La vendedora de fósforos es una gran obra. Es producto del trabajo épico y monumental de un maestro enfrentándose a un problema irresoluble para él: poner en diálogo su propia música, su poética abstracta e instrumental, con el mundo de la ópera, el texto y la representación. Tal vez por eso es difícil imaginarse una puesta en escena de esta pieza, que es más bien una obra de concierto: un poema sinfónico del siglo XXI. En todo caso, La vendedora de fósforos salió muy bien. Es mérito de todos los intérpretes participantes, que pusieron un piso que nunca hay que negociar: la música, siempre, tiene que interpretarse no sólo lo mejor posible, sino en forma comprometida.
Pero que Lachenmann haya asociado miméticamente buena parte de su vocabulario musical al drama de la niña vendedora de fósforos congelada, ¿significa que hay que leer su música con ese tono? ¿Sentiremos frío la próxima vez que escuchemos “Grido”? “Grido” sonó en esa misma sala, fuera de la trama operística, interpretada hace un año por el Cuarteto Arditti. Es interesante pensar en las fuerzas diversas (emotivas, de la escucha, de los costos, de la circulación) que se ponen juego cuando se trata de música de cámara o cuando la obra es monumental: un tema de larga data en la música académica y que desde esta perspectiva conecta a Lachenmann con Beethoven. El ciclo Colón Contemporáneo anunció La vendedora de fósforos como una obra “en versión de concierto”. Entonces, ¿por qué le pusieron esa “escena”? Unos tristísimos liencillos blancos tapando la caja acústica (¿para qué?), por no mencionar la pereza intelectual en la elección de las imágenes, redundantes a más no poder (volcanes cuando se nombran volcanes).
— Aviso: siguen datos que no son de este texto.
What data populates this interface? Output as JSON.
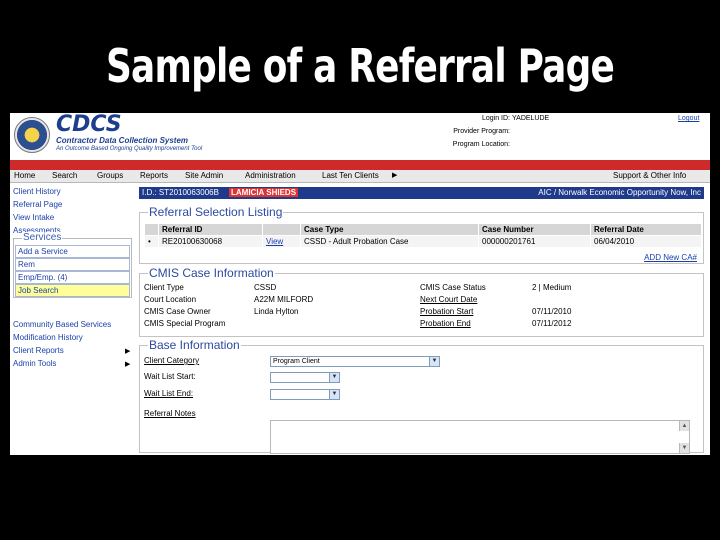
{
  "slide": {
    "title": "Sample of a Referral Page"
  },
  "header": {
    "logo_text": "CDCS",
    "logo_subtitle": "Contractor Data Collection System",
    "logo_tagline": "An Outcome Based Ongoing Quality Improvement Tool",
    "login_label": "Login ID:",
    "login_value": "YADELUDE",
    "provider_label": "Provider Program:",
    "program_location_label": "Program Location:",
    "logout_label": "Logout"
  },
  "menu": {
    "items": [
      "Home",
      "Search",
      "Groups",
      "Reports",
      "Site Admin",
      "Administration",
      "Last Ten Clients",
      "Support & Other Info"
    ]
  },
  "sidebar": {
    "links": [
      "Client History",
      "Referral Page",
      "View Intake",
      "Assessments"
    ],
    "services_title": "Services",
    "services": [
      "Add a Service",
      "Rem",
      "Emp/Emp. (4)",
      "Job Search"
    ],
    "lower_links": [
      "Community Based Services",
      "Modification History",
      "Client Reports",
      "Admin Tools"
    ]
  },
  "client_bar": {
    "id": "I.D.: ST2010063006B",
    "name": "LAMICIA SHIEDS",
    "org": "AIC / Norwalk Economic Opportunity Now, Inc"
  },
  "referral": {
    "title": "Referral Selection Listing",
    "columns": [
      "",
      "Referral ID",
      "",
      "Case Type",
      "Case Number",
      "Referral Date"
    ],
    "rows": [
      {
        "bullet": "•",
        "id": "RE20100630068",
        "view": "View",
        "case_type": "CSSD - Adult Probation Case",
        "case_number": "000000201761",
        "date": "06/04/2010"
      }
    ],
    "add_link": "ADD New CA#"
  },
  "cmis": {
    "title": "CMIS Case Information",
    "left": [
      {
        "label": "Client Type",
        "value": "CSSD"
      },
      {
        "label": "Court Location",
        "value": "A22M MILFORD"
      },
      {
        "label": "CMIS Case Owner",
        "value": "Linda Hylton"
      },
      {
        "label": "CMIS Special Program",
        "value": ""
      }
    ],
    "right": [
      {
        "label": "CMIS Case Status",
        "value": "2 | Medium"
      },
      {
        "label": "Next Court Date",
        "value": ""
      },
      {
        "label": "Probation Start",
        "value": "07/11/2010"
      },
      {
        "label": "Probation End",
        "value": "07/11/2012"
      }
    ]
  },
  "base": {
    "title": "Base Information",
    "client_category_label": "Client Category",
    "client_category_value": "Program Client",
    "wait_list_start_label": "Wait List Start:",
    "wait_list_end_label": "Wait List End:",
    "referral_notes_label": "Referral Notes"
  },
  "colors": {
    "accent": "#1f3a8a",
    "menu_red": "#cf2a2a",
    "highlight": "#ffff99"
  }
}
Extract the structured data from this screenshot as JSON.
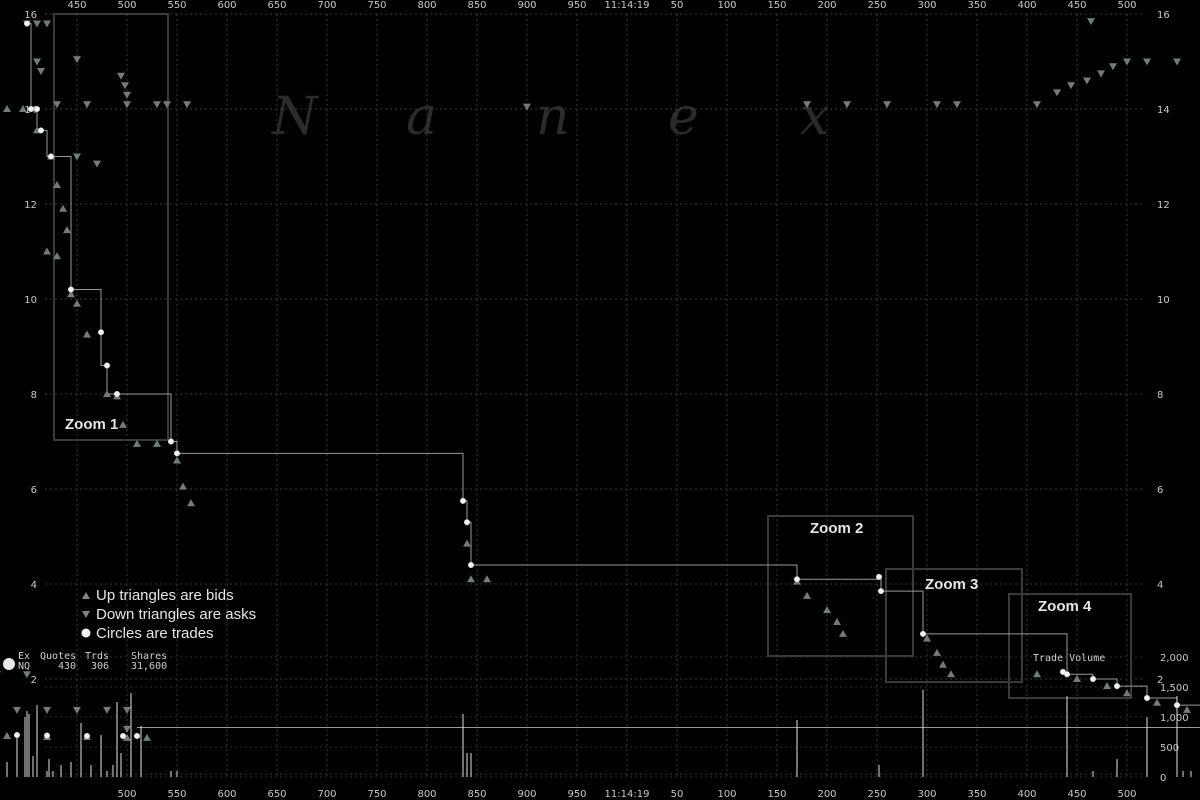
{
  "watermark": [
    "N",
    "a",
    "n",
    "e",
    "x"
  ],
  "time_label": "11:14:19",
  "chart_data": {
    "type": "scatter",
    "title": "",
    "top_axis_labels": [
      "450",
      "500",
      "550",
      "600",
      "650",
      "700",
      "750",
      "800",
      "850",
      "900",
      "950",
      "11:14:19",
      "50",
      "100",
      "150",
      "200",
      "250",
      "300",
      "350",
      "400",
      "450",
      "500"
    ],
    "bottom_axis_labels": [
      "500",
      "550",
      "600",
      "650",
      "700",
      "750",
      "800",
      "850",
      "900",
      "950",
      "11:14:19",
      "50",
      "100",
      "150",
      "200",
      "250",
      "300",
      "350",
      "400",
      "450",
      "500"
    ],
    "price_axis": {
      "min": 0,
      "max": 16,
      "ticks": [
        "2",
        "4",
        "6",
        "8",
        "10",
        "12",
        "14",
        "16"
      ]
    },
    "volume_axis": {
      "ticks": [
        "0",
        "500",
        "1,000",
        "1,500",
        "2,000"
      ],
      "label": "Trade Volume"
    },
    "legend": [
      {
        "marker": "up-triangle",
        "text": "Up triangles are bids"
      },
      {
        "marker": "down-triangle",
        "text": "Down triangles are asks"
      },
      {
        "marker": "circle",
        "text": "Circles are trades"
      }
    ],
    "zoom_boxes": [
      {
        "label": "Zoom 1"
      },
      {
        "label": "Zoom 2"
      },
      {
        "label": "Zoom 3"
      },
      {
        "label": "Zoom 4"
      }
    ],
    "stats": {
      "headers": [
        "Ex",
        "Quotes",
        "Trds",
        "Shares"
      ],
      "row": [
        "NQ",
        "430",
        "306",
        "31,600"
      ]
    },
    "trades": [
      {
        "t": 450,
        "p": 15.8
      },
      {
        "t": 452,
        "p": 14.0
      },
      {
        "t": 455,
        "p": 14.0
      },
      {
        "t": 457,
        "p": 13.55
      },
      {
        "t": 462,
        "p": 13.0
      },
      {
        "t": 472,
        "p": 10.2
      },
      {
        "t": 487,
        "p": 9.3
      },
      {
        "t": 490,
        "p": 8.6
      },
      {
        "t": 495,
        "p": 8.0
      },
      {
        "t": 522,
        "p": 7.0
      },
      {
        "t": 525,
        "p": 6.75
      },
      {
        "t": 668,
        "p": 5.75
      },
      {
        "t": 670,
        "p": 5.3
      },
      {
        "t": 672,
        "p": 4.4
      },
      {
        "t": 835,
        "p": 4.1
      },
      {
        "t": 876,
        "p": 4.15
      },
      {
        "t": 877,
        "p": 3.85
      },
      {
        "t": 898,
        "p": 2.95
      },
      {
        "t": 168,
        "p": 2.15
      },
      {
        "t": 170,
        "p": 2.1
      },
      {
        "t": 183,
        "p": 2.0
      },
      {
        "t": 195,
        "p": 1.85
      },
      {
        "t": 210,
        "p": 1.6
      },
      {
        "t": 225,
        "p": 1.45
      },
      {
        "t": 270,
        "p": 1.3
      },
      {
        "t": 283,
        "p": 1.15
      },
      {
        "t": 302,
        "p": 1.15
      },
      {
        "t": 320,
        "p": 1.08
      },
      {
        "t": 345,
        "p": 0.98
      },
      {
        "t": 357,
        "p": 0.95
      },
      {
        "t": 370,
        "p": 0.93
      },
      {
        "t": 385,
        "p": 0.9
      },
      {
        "t": 395,
        "p": 0.88
      },
      {
        "t": 410,
        "p": 0.85
      },
      {
        "t": 425,
        "p": 0.83
      },
      {
        "t": 445,
        "p": 0.82
      },
      {
        "t": 460,
        "p": 0.81
      },
      {
        "t": 480,
        "p": 0.8
      },
      {
        "t": 498,
        "p": 0.8
      },
      {
        "t": 505,
        "p": 0.8
      }
    ],
    "bids": [
      {
        "t": 440,
        "p": 14.0
      },
      {
        "t": 448,
        "p": 14.0
      },
      {
        "t": 455,
        "p": 13.55
      },
      {
        "t": 462,
        "p": 13.0
      },
      {
        "t": 465,
        "p": 12.4
      },
      {
        "t": 468,
        "p": 11.9
      },
      {
        "t": 470,
        "p": 11.45
      },
      {
        "t": 460,
        "p": 11.0
      },
      {
        "t": 465,
        "p": 10.9
      },
      {
        "t": 472,
        "p": 10.1
      },
      {
        "t": 475,
        "p": 9.9
      },
      {
        "t": 480,
        "p": 9.25
      },
      {
        "t": 490,
        "p": 8.0
      },
      {
        "t": 495,
        "p": 7.95
      },
      {
        "t": 498,
        "p": 7.35
      },
      {
        "t": 505,
        "p": 6.95
      },
      {
        "t": 515,
        "p": 6.95
      },
      {
        "t": 525,
        "p": 6.6
      },
      {
        "t": 528,
        "p": 6.05
      },
      {
        "t": 532,
        "p": 5.7
      },
      {
        "t": 670,
        "p": 4.85
      },
      {
        "t": 672,
        "p": 4.1
      },
      {
        "t": 680,
        "p": 4.1
      },
      {
        "t": 835,
        "p": 4.05
      },
      {
        "t": 840,
        "p": 3.75
      },
      {
        "t": 850,
        "p": 3.45
      },
      {
        "t": 855,
        "p": 3.2
      },
      {
        "t": 858,
        "p": 2.95
      },
      {
        "t": 900,
        "p": 2.85
      },
      {
        "t": 905,
        "p": 2.55
      },
      {
        "t": 908,
        "p": 2.3
      },
      {
        "t": 912,
        "p": 2.1
      },
      {
        "t": 155,
        "p": 2.1
      },
      {
        "t": 175,
        "p": 2.0
      },
      {
        "t": 190,
        "p": 1.85
      },
      {
        "t": 200,
        "p": 1.7
      },
      {
        "t": 215,
        "p": 1.5
      },
      {
        "t": 230,
        "p": 1.35
      },
      {
        "t": 245,
        "p": 1.3
      },
      {
        "t": 255,
        "p": 1.15
      },
      {
        "t": 275,
        "p": 1.1
      },
      {
        "t": 290,
        "p": 1.1
      },
      {
        "t": 310,
        "p": 1.05
      },
      {
        "t": 330,
        "p": 1.0
      },
      {
        "t": 340,
        "p": 0.9
      },
      {
        "t": 360,
        "p": 0.88
      },
      {
        "t": 380,
        "p": 0.85
      },
      {
        "t": 400,
        "p": 0.83
      },
      {
        "t": 420,
        "p": 0.8
      },
      {
        "t": 440,
        "p": 0.8
      },
      {
        "t": 460,
        "p": 0.78
      },
      {
        "t": 480,
        "p": 0.78
      },
      {
        "t": 500,
        "p": 0.76
      },
      {
        "t": 510,
        "p": 0.76
      }
    ],
    "asks": [
      {
        "t": 450,
        "p": 15.8
      },
      {
        "t": 455,
        "p": 15.8
      },
      {
        "t": 460,
        "p": 15.8
      },
      {
        "t": 455,
        "p": 15.0
      },
      {
        "t": 457,
        "p": 14.8
      },
      {
        "t": 475,
        "p": 15.05
      },
      {
        "t": 465,
        "p": 14.1
      },
      {
        "t": 480,
        "p": 14.1
      },
      {
        "t": 500,
        "p": 14.1
      },
      {
        "t": 515,
        "p": 14.1
      },
      {
        "t": 520,
        "p": 14.1
      },
      {
        "t": 530,
        "p": 14.1
      },
      {
        "t": 497,
        "p": 14.7
      },
      {
        "t": 499,
        "p": 14.5
      },
      {
        "t": 500,
        "p": 14.3
      },
      {
        "t": 475,
        "p": 13.0
      },
      {
        "t": 485,
        "p": 12.85
      },
      {
        "t": 700,
        "p": 14.05
      },
      {
        "t": 840,
        "p": 14.1
      },
      {
        "t": 860,
        "p": 14.1
      },
      {
        "t": 880,
        "p": 14.1
      },
      {
        "t": 905,
        "p": 14.1
      },
      {
        "t": 915,
        "p": 14.1
      },
      {
        "t": 155,
        "p": 14.1
      },
      {
        "t": 165,
        "p": 14.35
      },
      {
        "t": 172,
        "p": 14.5
      },
      {
        "t": 180,
        "p": 14.6
      },
      {
        "t": 187,
        "p": 14.75
      },
      {
        "t": 193,
        "p": 14.9
      },
      {
        "t": 200,
        "p": 15.0
      },
      {
        "t": 210,
        "p": 15.0
      },
      {
        "t": 225,
        "p": 15.0
      },
      {
        "t": 240,
        "p": 15.0
      },
      {
        "t": 252,
        "p": 15.0
      },
      {
        "t": 262,
        "p": 15.0
      },
      {
        "t": 182,
        "p": 15.85
      },
      {
        "t": 245,
        "p": 11.55
      },
      {
        "t": 258,
        "p": 11.55
      },
      {
        "t": 275,
        "p": 11.55
      },
      {
        "t": 288,
        "p": 11.75
      },
      {
        "t": 290,
        "p": 7.7
      },
      {
        "t": 305,
        "p": 7.7
      },
      {
        "t": 320,
        "p": 7.7
      },
      {
        "t": 340,
        "p": 7.7
      },
      {
        "t": 345,
        "p": 7.8
      },
      {
        "t": 340,
        "p": 4.35
      },
      {
        "t": 355,
        "p": 4.35
      },
      {
        "t": 370,
        "p": 4.35
      },
      {
        "t": 385,
        "p": 4.35
      },
      {
        "t": 395,
        "p": 4.4
      },
      {
        "t": 405,
        "p": 2.1
      },
      {
        "t": 420,
        "p": 2.1
      },
      {
        "t": 435,
        "p": 2.1
      },
      {
        "t": 450,
        "p": 2.1
      },
      {
        "t": 445,
        "p": 1.35
      },
      {
        "t": 460,
        "p": 1.35
      },
      {
        "t": 475,
        "p": 1.35
      },
      {
        "t": 490,
        "p": 1.35
      },
      {
        "t": 500,
        "p": 1.35
      },
      {
        "t": 500,
        "p": 0.95
      }
    ],
    "trade_path": [
      {
        "t": 450,
        "p": 15.8
      },
      {
        "t": 452,
        "p": 15.8
      },
      {
        "t": 452,
        "p": 14.0
      },
      {
        "t": 455,
        "p": 14.0
      },
      {
        "t": 455,
        "p": 13.55
      },
      {
        "t": 460,
        "p": 13.55
      },
      {
        "t": 460,
        "p": 13.0
      },
      {
        "t": 472,
        "p": 13.0
      },
      {
        "t": 472,
        "p": 10.2
      },
      {
        "t": 487,
        "p": 10.2
      },
      {
        "t": 487,
        "p": 9.3
      },
      {
        "t": 487,
        "p": 8.6
      },
      {
        "t": 490,
        "p": 8.6
      },
      {
        "t": 490,
        "p": 8.0
      },
      {
        "t": 522,
        "p": 8.0
      },
      {
        "t": 522,
        "p": 7.0
      },
      {
        "t": 525,
        "p": 7.0
      },
      {
        "t": 525,
        "p": 6.75
      },
      {
        "t": 668,
        "p": 6.75
      },
      {
        "t": 668,
        "p": 5.75
      },
      {
        "t": 670,
        "p": 5.75
      },
      {
        "t": 670,
        "p": 5.3
      },
      {
        "t": 672,
        "p": 5.3
      },
      {
        "t": 672,
        "p": 4.4
      },
      {
        "t": 835,
        "p": 4.4
      },
      {
        "t": 835,
        "p": 4.1
      },
      {
        "t": 876,
        "p": 4.1
      },
      {
        "t": 876,
        "p": 4.15
      },
      {
        "t": 877,
        "p": 4.15
      },
      {
        "t": 877,
        "p": 3.85
      },
      {
        "t": 898,
        "p": 3.85
      },
      {
        "t": 898,
        "p": 2.95
      },
      {
        "t": 170,
        "p": 2.95
      },
      {
        "t": 170,
        "p": 2.1
      },
      {
        "t": 183,
        "p": 2.1
      },
      {
        "t": 183,
        "p": 2.0
      },
      {
        "t": 195,
        "p": 2.0
      },
      {
        "t": 195,
        "p": 1.85
      },
      {
        "t": 210,
        "p": 1.85
      },
      {
        "t": 210,
        "p": 1.6
      },
      {
        "t": 225,
        "p": 1.6
      },
      {
        "t": 225,
        "p": 1.45
      },
      {
        "t": 270,
        "p": 1.45
      },
      {
        "t": 270,
        "p": 1.3
      },
      {
        "t": 283,
        "p": 1.3
      },
      {
        "t": 283,
        "p": 1.15
      },
      {
        "t": 320,
        "p": 1.15
      },
      {
        "t": 320,
        "p": 1.08
      },
      {
        "t": 345,
        "p": 1.08
      },
      {
        "t": 345,
        "p": 0.98
      },
      {
        "t": 505,
        "p": 0.98
      }
    ],
    "volume": [
      {
        "t": 449,
        "v": 1000
      },
      {
        "t": 451,
        "v": 1050
      },
      {
        "t": 453,
        "v": 350
      },
      {
        "t": 455,
        "v": 350
      },
      {
        "t": 460,
        "v": 100
      },
      {
        "t": 463,
        "v": 100
      },
      {
        "t": 472,
        "v": 100
      },
      {
        "t": 487,
        "v": 100
      },
      {
        "t": 490,
        "v": 100
      },
      {
        "t": 495,
        "v": 1250
      },
      {
        "t": 522,
        "v": 100
      },
      {
        "t": 525,
        "v": 100
      },
      {
        "t": 668,
        "v": 1050
      },
      {
        "t": 670,
        "v": 400
      },
      {
        "t": 672,
        "v": 400
      },
      {
        "t": 835,
        "v": 950
      },
      {
        "t": 876,
        "v": 200
      },
      {
        "t": 898,
        "v": 1450
      },
      {
        "t": 170,
        "v": 1350
      },
      {
        "t": 183,
        "v": 100
      },
      {
        "t": 195,
        "v": 300
      },
      {
        "t": 210,
        "v": 1000
      },
      {
        "t": 225,
        "v": 1350
      },
      {
        "t": 228,
        "v": 100
      },
      {
        "t": 232,
        "v": 100
      },
      {
        "t": 245,
        "v": 100
      },
      {
        "t": 255,
        "v": 200
      },
      {
        "t": 270,
        "v": 200
      },
      {
        "t": 283,
        "v": 100
      },
      {
        "t": 303,
        "v": 1500
      },
      {
        "t": 308,
        "v": 200
      },
      {
        "t": 322,
        "v": 1300
      },
      {
        "t": 332,
        "v": 550
      },
      {
        "t": 342,
        "v": 1650
      },
      {
        "t": 350,
        "v": 450
      },
      {
        "t": 360,
        "v": 200
      },
      {
        "t": 368,
        "v": 1450
      },
      {
        "t": 375,
        "v": 450
      },
      {
        "t": 383,
        "v": 200
      },
      {
        "t": 388,
        "v": 900
      },
      {
        "t": 396,
        "v": 450
      },
      {
        "t": 405,
        "v": 700
      },
      {
        "t": 410,
        "v": 900
      },
      {
        "t": 415,
        "v": 250
      },
      {
        "t": 422,
        "v": 200
      },
      {
        "t": 427,
        "v": 850
      },
      {
        "t": 433,
        "v": 950
      },
      {
        "t": 440,
        "v": 250
      },
      {
        "t": 445,
        "v": 650
      },
      {
        "t": 450,
        "v": 1100
      },
      {
        "t": 455,
        "v": 1200
      },
      {
        "t": 461,
        "v": 300
      },
      {
        "t": 467,
        "v": 200
      },
      {
        "t": 472,
        "v": 250
      },
      {
        "t": 477,
        "v": 900
      },
      {
        "t": 482,
        "v": 200
      },
      {
        "t": 487,
        "v": 700
      },
      {
        "t": 493,
        "v": 200
      },
      {
        "t": 497,
        "v": 400
      },
      {
        "t": 502,
        "v": 1400
      },
      {
        "t": 507,
        "v": 850
      }
    ]
  }
}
La música en CD que Lachenman introduce como lo “otro” genera una dramaturgia de la antinomia muy adorniana entre “arte” e “industria cultural”. Está muy bien planteada y resuelta la angustia que provoca la sensación de invasión, a duras penas contenida, del omnipresente exterior de la música comercial a través de esos exabruptos breves de los CD que dejan intuir sus timbres chillones o melosos, su batería, su pulso. Así, los parlantes quieren insertarse dentro del universo de la sutil música de Lachenmann. Ahora, si bien funciona, el binarismo resulta simplista, aunque como bien han explicado Ernesto Laclau y Chantal Mouffe, suele ser práctico para aglutinar voluntades esto de definir un “enemigo”. Lachenman ahí parece discutir con una de sus hijas, fanática de la música techno. Pero desconoce que hay muchos otros mundos “afuera”. ¿Es eso una marca generacional?